Schuldenerlasse bzw. Forderungsverzichte durch Nichtgesellschafter führen beim verpflichteten Unternehmen zu einer steuerwirksamen Betriebsvermögensmehrung in Folge der Ausbuchung einer passivierten Verbindlichkeit. Diese Betriebsvermögensmehrung ist für Körperschaftsteuer- und Gewerbesteuerzwecke unter den Voraussetzungen der §§ 3a EStG, 7b GewStG steuerfrei (auch bei Forderungsverzichten mit Besserungsschein), wenn eine unternehmensbezogene Sanierung vorliegt.

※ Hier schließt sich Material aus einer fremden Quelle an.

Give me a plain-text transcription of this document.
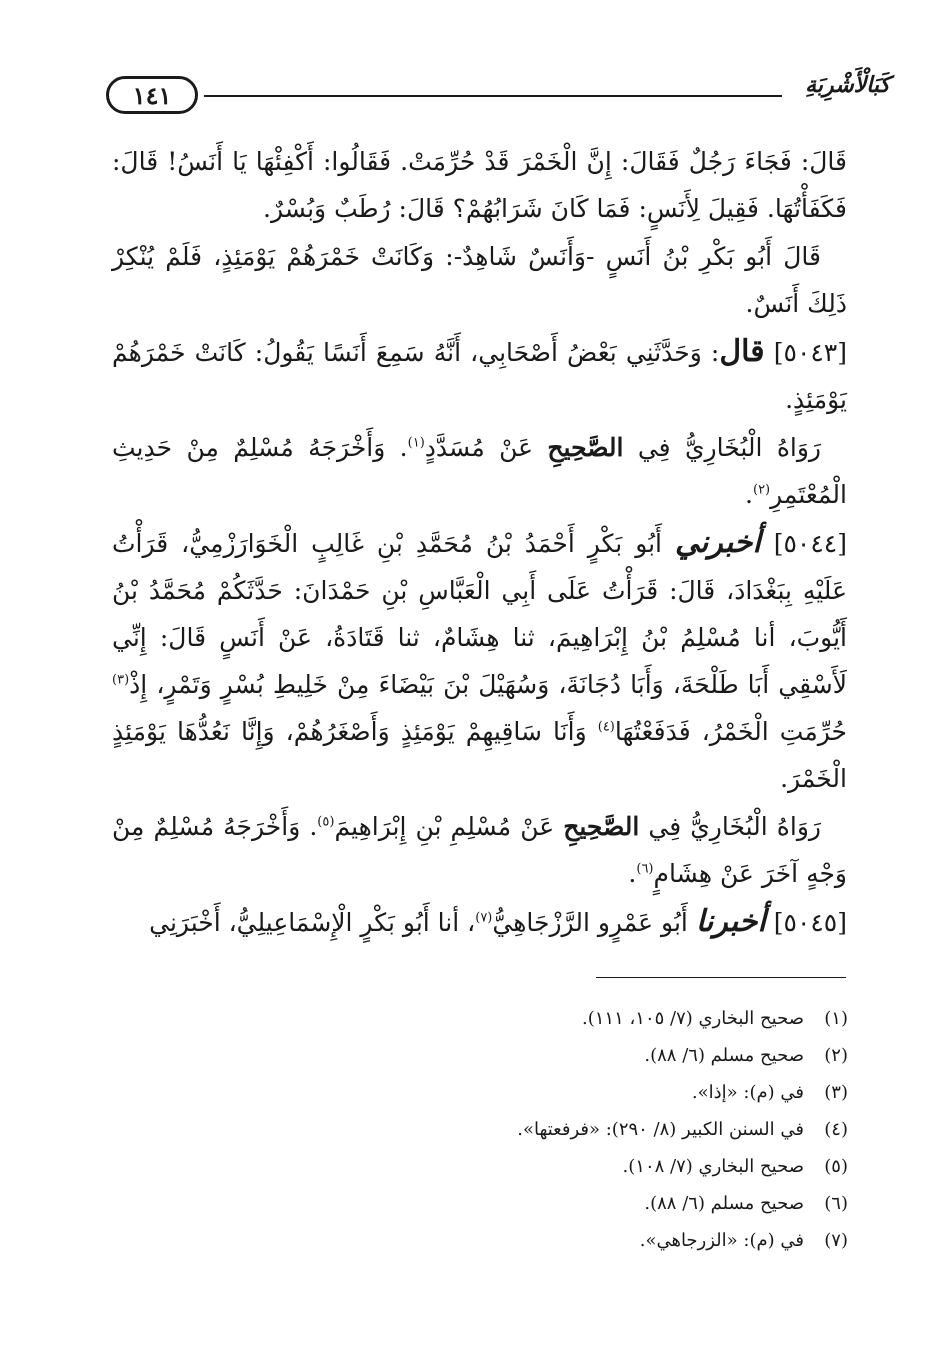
١٤١	كَبَالْأَشْرِبَةِ

قَالَ: فَجَاءَ رَجُلٌ فَقَالَ: إِنَّ الْخَمْرَ قَدْ حُرِّمَتْ. فَقَالُوا: أَكْفِئْهَا يَا أَنَسُ! قَالَ: فَكَفَأْتُهَا. فَقِيلَ لِأَنَسٍ: فَمَا كَانَ شَرَابُهُمْ؟ قَالَ: رُطَبٌ وَبُسْرٌ.

قَالَ أَبُو بَكْرِ بْنُ أَنَسٍ -وَأَنَسٌ شَاهِدٌ-: وَكَانَتْ خَمْرَهُمْ يَوْمَئِذٍ، فَلَمْ يُنْكِرْ ذَلِكَ أَنَسٌ.

[٥٠٤٣] قال: وَحَدَّثَنِي بَعْضُ أَصْحَابِي، أَنَّهُ سَمِعَ أَنَسًا يَقُولُ: كَانَتْ خَمْرَهُمْ يَوْمَئِذٍ.

رَوَاهُ الْبُخَارِيُّ فِي الصَّحِيحِ عَنْ مُسَدَّدٍ$^{(١)}$. وَأَخْرَجَهُ مُسْلِمٌ مِنْ حَدِيثِ الْمُعْتَمِرِ$^{(٢)}$.

[٥٠٤٤] أخبرني أَبُو بَكْرٍ أَحْمَدُ بْنُ مُحَمَّدِ بْنِ غَالِبٍ الْخَوَارَزْمِيُّ، قَرَأْتُ عَلَيْهِ بِبَغْدَادَ، قَالَ: قَرَأْتُ عَلَى أَبِي الْعَبَّاسِ بْنِ حَمْدَانَ: حَدَّثَكُمْ مُحَمَّدُ بْنُ أَيُّوبَ، أنا مُسْلِمُ بْنُ إِبْرَاهِيمَ، ثنا هِشَامٌ، ثنا قَتَادَةُ، عَنْ أَنَسٍ قَالَ: إِنِّي لَأَسْقِي أَبَا طَلْحَةَ، وَأَبَا دُجَانَةَ، وَسُهَيْلَ بْنَ بَيْضَاءَ مِنْ خَلِيطِ بُسْرٍ وَتَمْرٍ، إِذْ$^{(٣)}$ حُرِّمَتِ الْخَمْرُ، فَدَفَعْتُهَا$^{(٤)}$ وَأَنَا سَاقِيهِمْ يَوْمَئِذٍ وَأَصْغَرُهُمْ، وَإِنَّا نَعُدُّهَا يَوْمَئِذٍ الْخَمْرَ.

رَوَاهُ الْبُخَارِيُّ فِي الصَّحِيحِ عَنْ مُسْلِمِ بْنِ إِبْرَاهِيمَ$^{(٥)}$. وَأَخْرَجَهُ مُسْلِمٌ مِنْ وَجْهٍ آخَرَ عَنْ هِشَامٍ$^{(٦)}$.

[٥٠٤٥] أخبرنا أَبُو عَمْرٍو الرَّزْجَاهِيُّ$^{(٧)}$، أنا أَبُو بَكْرٍ الْإِسْمَاعِيلِيُّ، أَخْبَرَنِي

(١)
صحيح البخاري (٧/ ١٠٥، ١١١).
(٢)
صحيح مسلم (٦/ ٨٨).
(٣)
في (م): «إذا».
(٤)
في السنن الكبير (٨/ ٢٩٠): «فرفعتها».
(٥)
صحيح البخاري (٧/ ١٠٨).
(٦)
صحيح مسلم (٦/ ٨٨).
(٧)
في (م): «الزرجاهي».
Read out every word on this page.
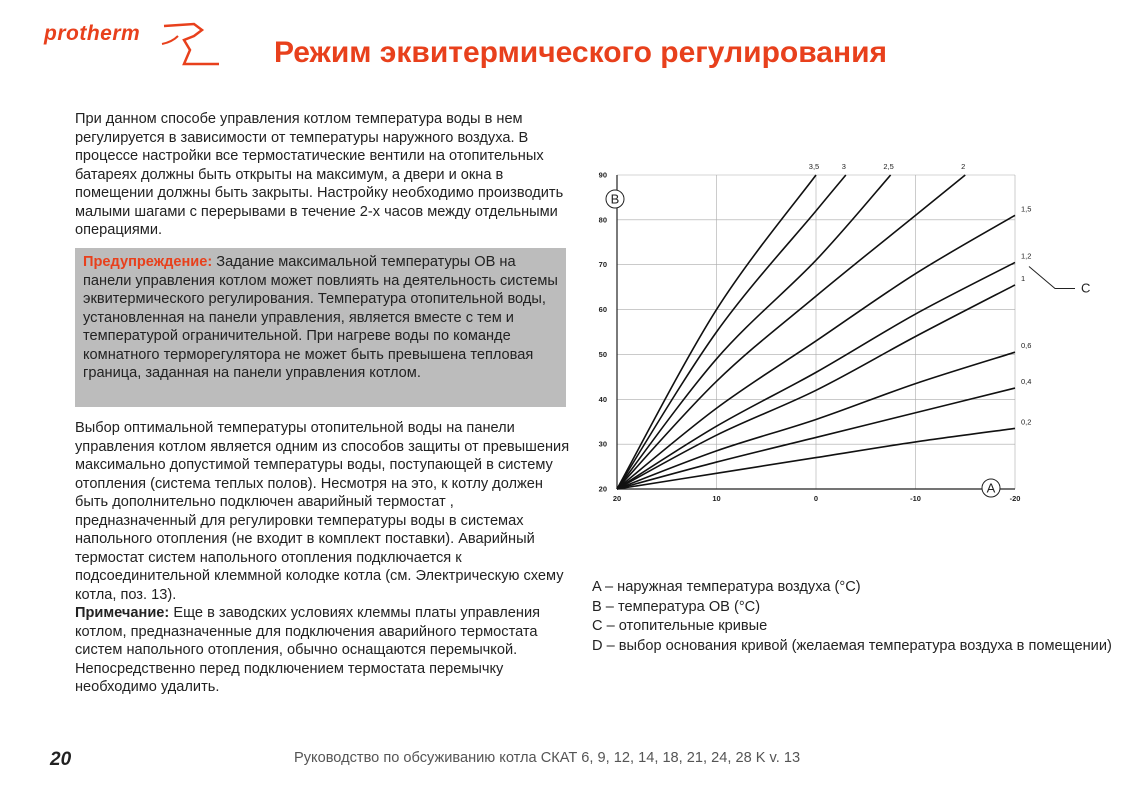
protherm
Режим эквитермического регулирования
При данном способе управления котлом температура воды в нем регулируется в зависимости от температуры наружного воздуха. В процессе настройки все термостатические вентили на отопительных батареях должны быть открыты на максимум, а двери и окна в помещении должны быть закрыты. Настройку необходимо производить малыми шагами с перерывами в течение 2-х часов между отдельными операциями.
Предупреждение: Задание максимальной температуры ОВ на панели управления котлом может повлиять на деятельность системы эквитермического регулирования. Температура отопительной воды, установленная на панели управления, является вместе с тем и температурой ограничительной. При нагреве воды по команде комнатного терморегулятора не может быть превышена тепловая граница, заданная на панели управления котлом.
Выбор оптимальной температуры отопительной воды на панели управления котлом является одним из способов защиты от превышения максимально допустимой температуры воды, поступающей в систему отопления (система теплых полов). Несмотря на это, к котлу должен быть дополнительно подключен аварийный термостат , предназначенный для регулировки температуры воды в системах напольного отопления (не входит в комплект поставки). Аварийный термостат систем напольного отопления подключается к подсоединительной клеммной колодке котла (см. Электрическую схему котла, поз. 13).
Примечание: Еще в заводских условиях клеммы платы управления котлом, предназначенные для подключения аварийного термостата систем напольного отопления, обычно оснащаются перемычкой. Непосредственно перед подключением термостата перемычку необходимо удалить.
20
30
40
50
60
70
80
90
20	10	0	-10	-20
3,5	3	2,5	2
1,5
1,2
1
0,6
0,4
0,2
B
A
C
A – наружная температура воздуха (°C)
B – температура ОВ (°C)
C – отопительные кривые
D – выбор основания кривой (желаемая температура воздуха в помещении)
20	Руководство по обсуживанию котла СКАТ 6, 9, 12, 14, 18, 21, 24, 28 K v. 13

Eine unternehmensbezogene Sanierung liegt vor, wenn der Steuerpflichtige für den Zeitpunkt des Schuldenerlasses die Sanierungsbedürftigkeit und die Sanierungsfähigkeit des Unternehmens, die Sanierungseignung des betrieblich begründeten Schuldenerlasses und die Sanierungsabsicht der Gläubiger nachweist. Rechtsfolge ist die zwingende Steuerfreistellung dieser Sanierungserträge, d.h. es besteht hierbei kein Wahlrecht.

Sanierungsbedürftigkeit des Unternehmens

Sanierungsbedürftigkeit ist gegeben, wenn das Unternehmen als solches in wirtschaftliche Schwierigkeiten geraten ist, d.h. wenn es ohne die Sanierung nicht fortgeführt werden kann. Das Vorliegen der Insolvenzreife im Sinne einer Überschuldung oder Zahlungsunfähigkeit (§§ 19, 17 InsO) ist hierbei nicht erforderlich.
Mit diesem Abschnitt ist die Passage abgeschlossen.